Objective: To establish a murine bladder cancer cell line with stable silencing of toll-like receptor 2 (TLR2) expression.
Methods: Three different recombinant plasmids pcDNA 6.2-GW/EmGFPmiR-TLR2 were constructed and transfected into T739 cells via lipofectamine. The recombinant plasmid with the strongest interference effect was selected by RT-PCR and transfected into T739 cells. The Blasticidin-resistant cell clones were screened to obtain bladder cancer cell lines with TLR2 gene knockdown, and the biological characteristics of the stable cell lines were observed.
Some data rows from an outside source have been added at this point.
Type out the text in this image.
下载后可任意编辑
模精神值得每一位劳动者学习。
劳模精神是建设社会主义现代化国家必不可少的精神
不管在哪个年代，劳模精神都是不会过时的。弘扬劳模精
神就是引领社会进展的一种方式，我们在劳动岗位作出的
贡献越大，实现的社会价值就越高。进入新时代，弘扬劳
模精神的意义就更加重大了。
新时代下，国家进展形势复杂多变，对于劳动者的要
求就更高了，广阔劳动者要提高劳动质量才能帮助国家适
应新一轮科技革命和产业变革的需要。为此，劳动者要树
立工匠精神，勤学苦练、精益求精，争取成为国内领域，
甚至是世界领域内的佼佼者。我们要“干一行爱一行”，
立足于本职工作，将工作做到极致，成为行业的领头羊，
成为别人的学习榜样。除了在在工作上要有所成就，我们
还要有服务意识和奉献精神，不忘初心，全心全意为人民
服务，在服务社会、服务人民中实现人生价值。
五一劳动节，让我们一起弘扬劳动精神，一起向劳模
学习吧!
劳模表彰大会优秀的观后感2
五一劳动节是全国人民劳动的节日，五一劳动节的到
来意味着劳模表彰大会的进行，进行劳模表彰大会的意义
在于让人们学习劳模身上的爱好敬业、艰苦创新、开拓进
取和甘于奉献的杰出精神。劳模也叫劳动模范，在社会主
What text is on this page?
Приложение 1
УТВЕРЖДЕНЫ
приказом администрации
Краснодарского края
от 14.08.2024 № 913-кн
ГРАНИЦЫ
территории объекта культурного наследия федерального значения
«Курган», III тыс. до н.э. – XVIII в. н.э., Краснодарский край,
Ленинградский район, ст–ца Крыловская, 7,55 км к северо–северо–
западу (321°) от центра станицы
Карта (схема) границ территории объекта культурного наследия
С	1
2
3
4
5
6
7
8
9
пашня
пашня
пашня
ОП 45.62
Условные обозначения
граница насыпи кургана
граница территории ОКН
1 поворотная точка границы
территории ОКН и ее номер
Results: Sequencing showed that the target DNA fragment was correctly inserted into the vector. The recombinant plasmid with the strongest silencing effect (pcDNA 6.2-GW/EmGFPmiR- TLR2.949) was screened, and transfection of this plasmid in T739 cells resulted in a cell line with stable TLR2 gene silencing (T739-TLR2delta), in which the expression of TLR2 mRNA and receptor were downregulated by over 95% and 90%, respectively. Compared with the negative control cells, T739-TLR2delta cell line exhibited significant different cell proliferation index with extended cell population doubling time.
Conclusion: The recombinant plasmid pcDNATM6.2-GW/EmGFPmiR-TLR2 can effectively suppress the expression of TLR2 gene, and the established cell line with stable TLR-2 gene knockdown allows further functional study the TLR2 gene in T739 cells.